While lightweight tyres have a place on cross-country race bikes – and, to a lesser extent, downcounty bikes – once you start venturing into trail bike territory, swapping out skinny tyres for chunkier, more protective models is a clear win.

It’s time for brands to spec the right tyres for their bikes’ intended uses so the consumer doesn’t have to shell out extra money for rubber that should be right from the get-go.

Tom Marvin: 800mm bars on (almost) everything, please

800mm bars make sense for most riders.
Alex Evans / Our Media

Cockpit setup is critical to comfortable and confident riding on the trail. It is the point at which two of the most sensitive parts of your body (your hands – no sniggering at the back) contact the bike.

And yet, I find more and more bikes simply don’t provide the opportunity to get fit and feel just right.

While Rob thinks 35mm bars are the big issue, I’ve got beef with narrow bars.

Personally, I like an 800mm bar.
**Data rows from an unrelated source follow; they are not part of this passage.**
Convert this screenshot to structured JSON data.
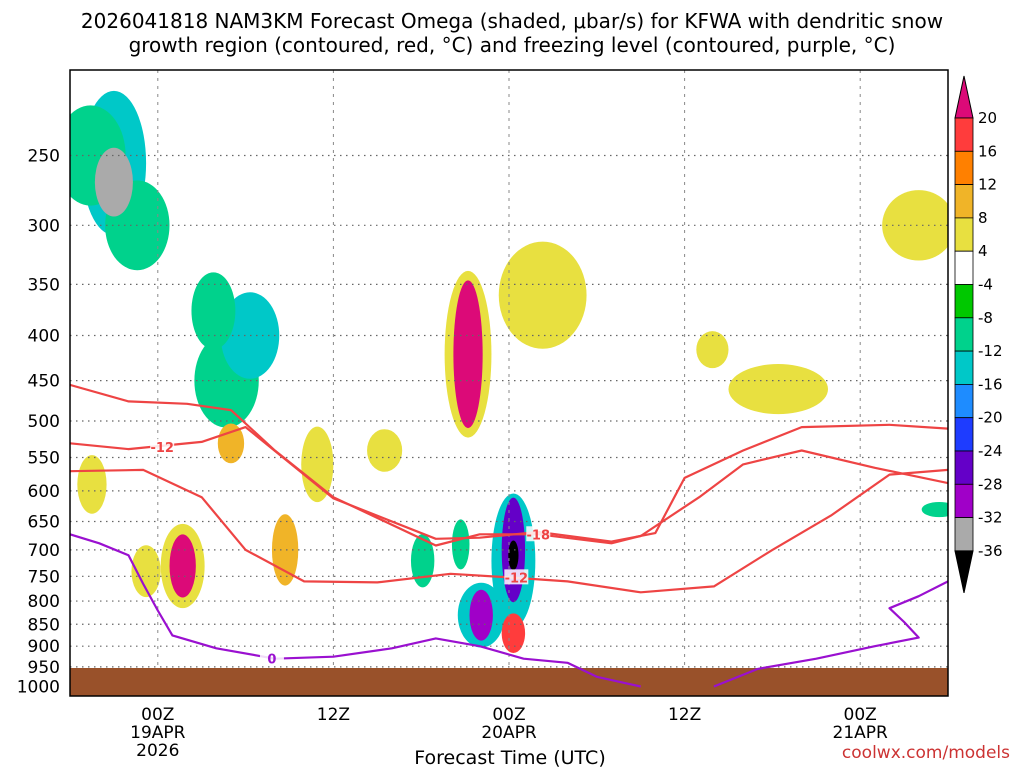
{
  "chart_data": {
    "type": "heatmap",
    "title_line1": "2026041818 NAM3KM Forecast Omega (shaded, μbar/s) for KFWA with dendritic snow",
    "title_line2": "growth region (contoured, red, °C) and freezing level (contoured, purple, °C)",
    "xlabel": "Forecast Time (UTC)",
    "credit": "coolwx.com/models",
    "x_range_hours": [
      -6,
      54
    ],
    "x_ticks": [
      {
        "hour": 0,
        "lines": [
          "00Z",
          "19APR",
          "2026"
        ]
      },
      {
        "hour": 12,
        "lines": [
          "12Z"
        ]
      },
      {
        "hour": 24,
        "lines": [
          "00Z",
          "20APR"
        ]
      },
      {
        "hour": 36,
        "lines": [
          "12Z"
        ]
      },
      {
        "hour": 48,
        "lines": [
          "00Z",
          "21APR"
        ]
      }
    ],
    "y_range_mb": [
      200,
      1025
    ],
    "y_ticks": [
      "250",
      "300",
      "350",
      "400",
      "450",
      "500",
      "550",
      "600",
      "650",
      "700",
      "750",
      "800",
      "850",
      "900",
      "950",
      "1000"
    ],
    "colorbar": {
      "labels": [
        "20",
        "16",
        "12",
        "8",
        "4",
        "-4",
        "-8",
        "-12",
        "-16",
        "-20",
        "-24",
        "-28",
        "-32",
        "-36"
      ],
      "colors": [
        "#ff3c3c",
        "#ff8000",
        "#f0b428",
        "#e8e040",
        "#ffffff",
        "#00c800",
        "#00d28c",
        "#00c8c8",
        "#1e8cff",
        "#1e3cff",
        "#6400c8",
        "#a000c8",
        "#aaaaaa"
      ],
      "top_color": "#dc0a78",
      "bottom_color": "#000000"
    },
    "omega_fields": [
      {
        "t": -3,
        "p": 268,
        "wt": 1.3,
        "wp": 48,
        "v": -32
      },
      {
        "t": -3,
        "p": 255,
        "wt": 2.2,
        "wp": 95,
        "v": -12
      },
      {
        "t": -4.6,
        "p": 250,
        "wt": 2.4,
        "wp": 65,
        "v": -8
      },
      {
        "t": -1.4,
        "p": 300,
        "wt": 2.2,
        "wp": 70,
        "v": -8
      },
      {
        "t": 4.7,
        "p": 450,
        "wt": 2.2,
        "wp": 110,
        "v": -8
      },
      {
        "t": 6.3,
        "p": 400,
        "wt": 2.0,
        "wp": 90,
        "v": -12
      },
      {
        "t": 3.8,
        "p": 375,
        "wt": 1.5,
        "wp": 75,
        "v": -8
      },
      {
        "t": 22.1,
        "p": 830,
        "wt": 0.8,
        "wp": 110,
        "v": -28
      },
      {
        "t": 22.1,
        "p": 830,
        "wt": 1.6,
        "wp": 140,
        "v": -12
      },
      {
        "t": 24.3,
        "p": 710,
        "wt": 0.35,
        "wp": 55,
        "v": -36
      },
      {
        "t": 24.3,
        "p": 700,
        "wt": 0.8,
        "wp": 190,
        "v": -24
      },
      {
        "t": 24.3,
        "p": 720,
        "wt": 1.5,
        "wp": 250,
        "v": -12
      },
      {
        "t": 21.2,
        "p": 420,
        "wt": 1.0,
        "wp": 160,
        "v": 20
      },
      {
        "t": 21.2,
        "p": 420,
        "wt": 1.6,
        "wp": 180,
        "v": 6
      },
      {
        "t": 1.7,
        "p": 730,
        "wt": 0.9,
        "wp": 120,
        "v": 20
      },
      {
        "t": 1.7,
        "p": 730,
        "wt": 1.5,
        "wp": 160,
        "v": 6
      },
      {
        "t": 24.3,
        "p": 870,
        "wt": 0.8,
        "wp": 90,
        "v": 16
      },
      {
        "t": 26.3,
        "p": 360,
        "wt": 3.0,
        "wp": 100,
        "v": 6
      },
      {
        "t": 42.4,
        "p": 460,
        "wt": 3.4,
        "wp": 60,
        "v": 6
      },
      {
        "t": 8.7,
        "p": 700,
        "wt": 0.9,
        "wp": 130,
        "v": 10
      },
      {
        "t": 52.0,
        "p": 300,
        "wt": 2.5,
        "wp": 55,
        "v": 6
      },
      {
        "t": 10.9,
        "p": 560,
        "wt": 1.1,
        "wp": 110,
        "v": 6
      },
      {
        "t": 15.5,
        "p": 540,
        "wt": 1.2,
        "wp": 60,
        "v": 6
      },
      {
        "t": 37.9,
        "p": 415,
        "wt": 1.1,
        "wp": 40,
        "v": 6
      },
      {
        "t": -4.5,
        "p": 590,
        "wt": 1.0,
        "wp": 90,
        "v": 6
      },
      {
        "t": -0.8,
        "p": 740,
        "wt": 1.0,
        "wp": 100,
        "v": 6
      },
      {
        "t": 5.0,
        "p": 530,
        "wt": 0.9,
        "wp": 55,
        "v": 10
      },
      {
        "t": 53.4,
        "p": 630,
        "wt": 1.2,
        "wp": 25,
        "v": -8
      },
      {
        "t": 20.7,
        "p": 690,
        "wt": 0.6,
        "wp": 90,
        "v": -8
      },
      {
        "t": 18.1,
        "p": 720,
        "wt": 0.8,
        "wp": 100,
        "v": -8
      }
    ],
    "dgz_contours": [
      {
        "label": "-12",
        "label_at": [
          0.3,
          535
        ],
        "points": [
          [
            -6,
            530
          ],
          [
            -2,
            538
          ],
          [
            3,
            528
          ],
          [
            6,
            508
          ],
          [
            12,
            612
          ],
          [
            19,
            680
          ],
          [
            22,
            678
          ],
          [
            26,
            668
          ],
          [
            31,
            685
          ],
          [
            34,
            670
          ],
          [
            36,
            580
          ],
          [
            40,
            540
          ],
          [
            44,
            508
          ],
          [
            50,
            505
          ],
          [
            54,
            510
          ]
        ]
      },
      {
        "label": "-18",
        "label_at": [
          26,
          672
        ],
        "points": [
          [
            -6,
            455
          ],
          [
            -2,
            475
          ],
          [
            2,
            478
          ],
          [
            5,
            486
          ],
          [
            8,
            540
          ],
          [
            12,
            610
          ],
          [
            19,
            692
          ],
          [
            22,
            672
          ],
          [
            26,
            672
          ],
          [
            31,
            688
          ],
          [
            33,
            675
          ],
          [
            37,
            610
          ],
          [
            40,
            560
          ],
          [
            44,
            540
          ],
          [
            49,
            565
          ],
          [
            54,
            588
          ]
        ]
      },
      {
        "label": "-12",
        "label_at": [
          24.5,
          752
        ],
        "points": [
          [
            -6,
            570
          ],
          [
            -1,
            568
          ],
          [
            3,
            610
          ],
          [
            6,
            700
          ],
          [
            10,
            760
          ],
          [
            15,
            762
          ],
          [
            20,
            745
          ],
          [
            24,
            752
          ],
          [
            28,
            760
          ],
          [
            33,
            782
          ],
          [
            38,
            770
          ],
          [
            42,
            700
          ],
          [
            46,
            640
          ],
          [
            50,
            575
          ],
          [
            54,
            568
          ]
        ]
      }
    ],
    "freezing_contours": [
      {
        "label": "0",
        "label_at": [
          7.8,
          930
        ],
        "points": [
          [
            -6,
            672
          ],
          [
            -4,
            688
          ],
          [
            -2,
            710
          ],
          [
            -1,
            765
          ],
          [
            0,
            820
          ],
          [
            1,
            875
          ],
          [
            4,
            905
          ],
          [
            8,
            930
          ],
          [
            12,
            925
          ],
          [
            16,
            905
          ],
          [
            19,
            882
          ],
          [
            22,
            900
          ],
          [
            25,
            930
          ],
          [
            28,
            940
          ],
          [
            30,
            975
          ],
          [
            33,
            1000
          ]
        ]
      },
      {
        "label": "",
        "label_at": null,
        "points": [
          [
            38,
            1000
          ],
          [
            41,
            955
          ],
          [
            45,
            930
          ],
          [
            49,
            900
          ],
          [
            52,
            880
          ],
          [
            51,
            845
          ],
          [
            50,
            815
          ],
          [
            52,
            790
          ],
          [
            54,
            760
          ]
        ]
      }
    ]
  }
}
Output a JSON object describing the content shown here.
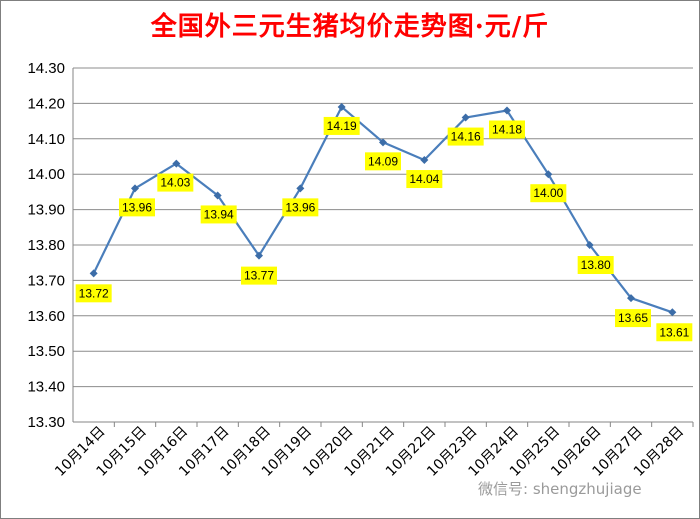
{
  "chart_data": {
    "type": "line",
    "title": "全国外三元生猪均价走势图·元/斤",
    "xlabel": "",
    "ylabel": "",
    "categories": [
      "10月14日",
      "10月15日",
      "10月16日",
      "10月17日",
      "10月18日",
      "10月19日",
      "10月20日",
      "10月21日",
      "10月22日",
      "10月23日",
      "10月24日",
      "10月25日",
      "10月26日",
      "10月27日",
      "10月28日"
    ],
    "series": [
      {
        "values": [
          13.72,
          13.96,
          14.03,
          13.94,
          13.77,
          13.96,
          14.19,
          14.09,
          14.04,
          14.16,
          14.18,
          14.0,
          13.8,
          13.65,
          13.61
        ]
      }
    ],
    "data_labels": [
      "13.72",
      "13.96",
      "14.03",
      "13.94",
      "13.77",
      "13.96",
      "14.19",
      "14.09",
      "14.04",
      "14.16",
      "14.18",
      "14.00",
      "13.80",
      "13.65",
      "13.61"
    ],
    "yticks": [
      "13.30",
      "13.40",
      "13.50",
      "13.60",
      "13.70",
      "13.80",
      "13.90",
      "14.00",
      "14.10",
      "14.20",
      "14.30"
    ],
    "ylim": [
      13.3,
      14.3
    ],
    "grid": true,
    "legend": "none",
    "colors": {
      "line": "#4a7ebb",
      "marker": "#3c6da8",
      "label_bg": "#ffff00",
      "title": "#ff0000",
      "grid": "#8c8c8c"
    }
  },
  "watermark": "微信号: shengzhujiage"
}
I’ve got moderately broad shoulders and have become accustomed to the wider fit of a full-width bar.

As such, I get frustrated when brands fit 780, 760 or even 740mm bars to bikes.

If 800mm sounds too wide for you, remember it’s very easy for those who prefer a narrower bar (Luke and Rob, for example) to cut theirs down.

Narrow bars have a place on XC bikes.
Ian Linton / Our Media

On the other hand, save for a couple of niche bar-extender options, it’s impossible for me to extend my bars to suit – I’m left with my hands too close together, or I have to replace the bars altogether.

Narrow bars do, of course, have a place on smaller bikes – I’ve seen svelte riders on size XS and S bikes riding as if they were built like the Hulk.

Narrow bars also suit (some) XC bikes – you don’t require as much leverage on a go-fast bike and narrower bars are a smidge lighter.

Lopping 30mm off each end of the bars might impact ride feel and can interfere with mounting controls.

Advertisement MPU article

However, when it comes to bikes designed to get down a hill as fast and comfortably as possible, while also fitting the widest range of riders, I see no reason not to spec 800mm handlebars on each and every mountain bike out there.